We had experimented with The Escape Crate in the past. While it hadn’t been a huge success financially, it led to us creating The Escape at Work, an escape room in a mobile 40-foot trailer.
How does it work? We pull a 40-foot trailer into your parking lot, even if it’s just for a couple groups. You send your people through the room, and everything is measured. We measure things like compartmentalization, complex problem solving, and nonverbal communication through the various puzzles. Then at the end, you get metrics on how the people in your team performed.
While the game mechanically operates the same regardless of who’s playing or where we park it, from the player’s side there are a lot of different ways to play the game. One group we have will fill a room with a few brand new employees and one manager. They’ll make the most junior person in the room run things. He’ll be the one giving orders.
And we do have companies that aren’t worried about metrics, but just want their employees to have fun. So that works too.

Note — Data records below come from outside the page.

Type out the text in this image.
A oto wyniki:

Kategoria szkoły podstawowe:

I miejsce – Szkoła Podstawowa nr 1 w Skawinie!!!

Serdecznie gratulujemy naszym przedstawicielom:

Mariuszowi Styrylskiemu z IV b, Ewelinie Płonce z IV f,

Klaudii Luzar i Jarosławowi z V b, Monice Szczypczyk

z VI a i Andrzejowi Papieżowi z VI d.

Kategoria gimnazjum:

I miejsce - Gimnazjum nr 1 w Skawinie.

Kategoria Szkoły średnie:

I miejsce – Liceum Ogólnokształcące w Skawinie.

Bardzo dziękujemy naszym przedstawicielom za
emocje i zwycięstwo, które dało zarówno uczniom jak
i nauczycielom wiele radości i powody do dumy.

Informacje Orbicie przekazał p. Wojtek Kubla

Making it convenient has made a huge difference. What companies save in employees’ time alone is huge! We also made it so our minimum is really low. Two small groups can book the trailer and we’re there. So you don’t have to get your VP, owner, or CEO to sign off on it. Your team leader can sign off on it.
And what’s a better foot in the door than a giant 40-foot trailer—essentially a billboard—sitting in the parking lot?
Are you making things convenient for your customers? If you are making it convenient for them, especially those in underserved groups, you can have a lot of success.